Recently, researchers have found great potential to decorate buildings with reflective white paint to keep cool,media reported. A team of material scientists is reporting significant advances in this area, producing a new type of ultra-white coating that can reflect up to 98% of solar radiation.

Scientists develop new ultra-white paint that reflects up to 98% of solar radiation

For some time now, scientists have been exploring how white paint can be widely used to significantly reduce the temperature of buildings and even surrounding microclimates. For example, a 2012 study by NASA found that white paint could reduce peak temperatures on New York City roofs by an average of 43 degrees F (24 degrees Celsius).

While researchers continue to explore the possibility, with some even producing reflective coatings from glass, the best-performing white paint on the market reflects about 85 percent of solar radiation. The team from UCLA hopes to improve that by making some adjustments to the recipe.

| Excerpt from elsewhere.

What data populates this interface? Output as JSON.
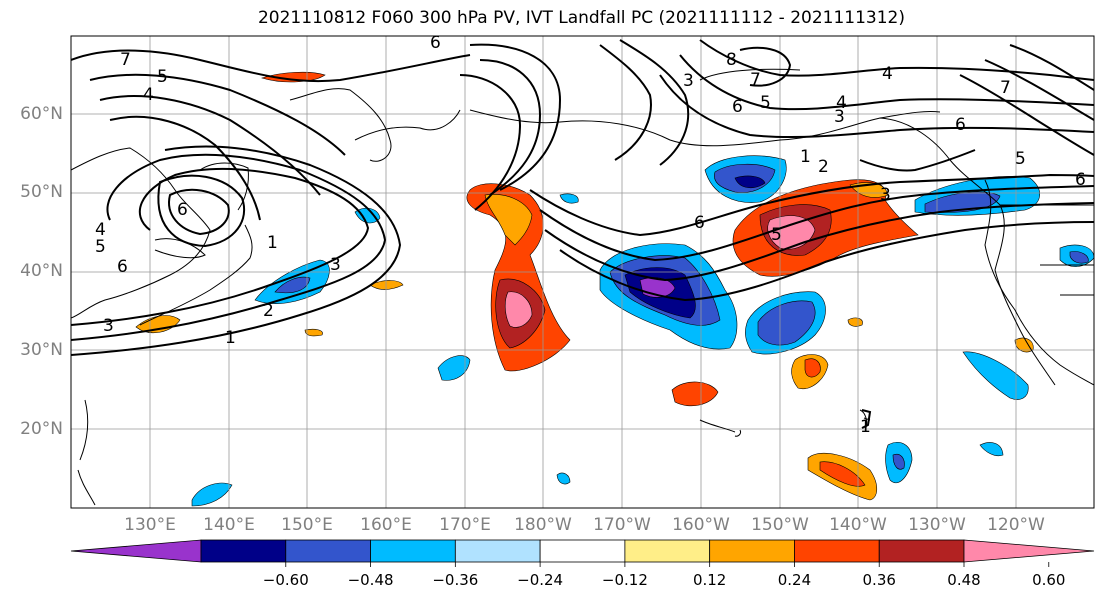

Scientists develop new ultra-white paint that reflects up to 98% of solar radiation

At present, the key component of cooling white paint is titanium oxide, which can very effectively reflect most visible and near-infrared light. But one drawback is that it absorbs both ultraviolet and purple light, and there is room for improvement. By exploring alternative materials, the team replaced titanium oxide with cheap and readily available ingredients such as the artist’s pigment recrystalline and powdered Teflon (more generally known Teflon). The scientists also reduced the number of polymer adhesives in coatings, which often absorb heat.

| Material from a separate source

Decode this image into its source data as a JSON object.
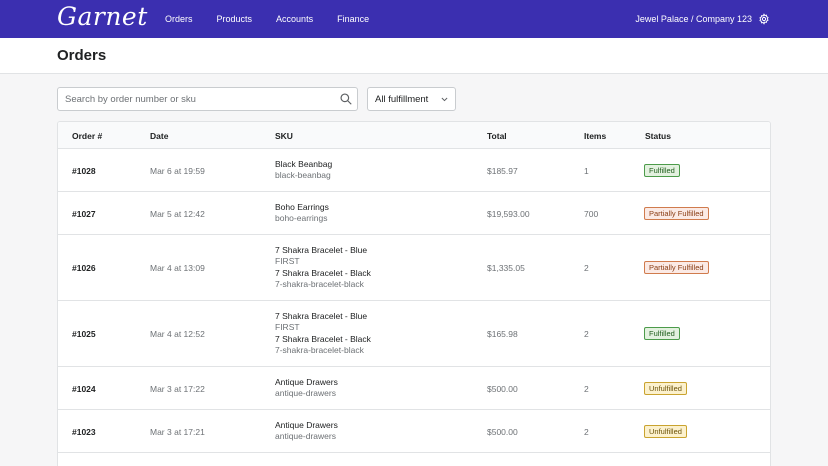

By making these changes to the formula, the cooling capacity of an ultra-white coating has been significantly improved to such an extent that it has been shown to reflect up to 98% of incoming radiation during testing. This material can play a significant role in reducing the cooling costs of buildings by reducing the use of air conditioners and other systems. And the team says deploying in a real-world scenario should not require much work.

“The potential cooling benefits that this can generate are likely to be realized in the near future, as the changes we propose are within the capabilities of the paint and coatings industry,” said Jyotirmoy Mandal, a postdoctoral scholar at UCLA. “

The study was published in the journal Joule.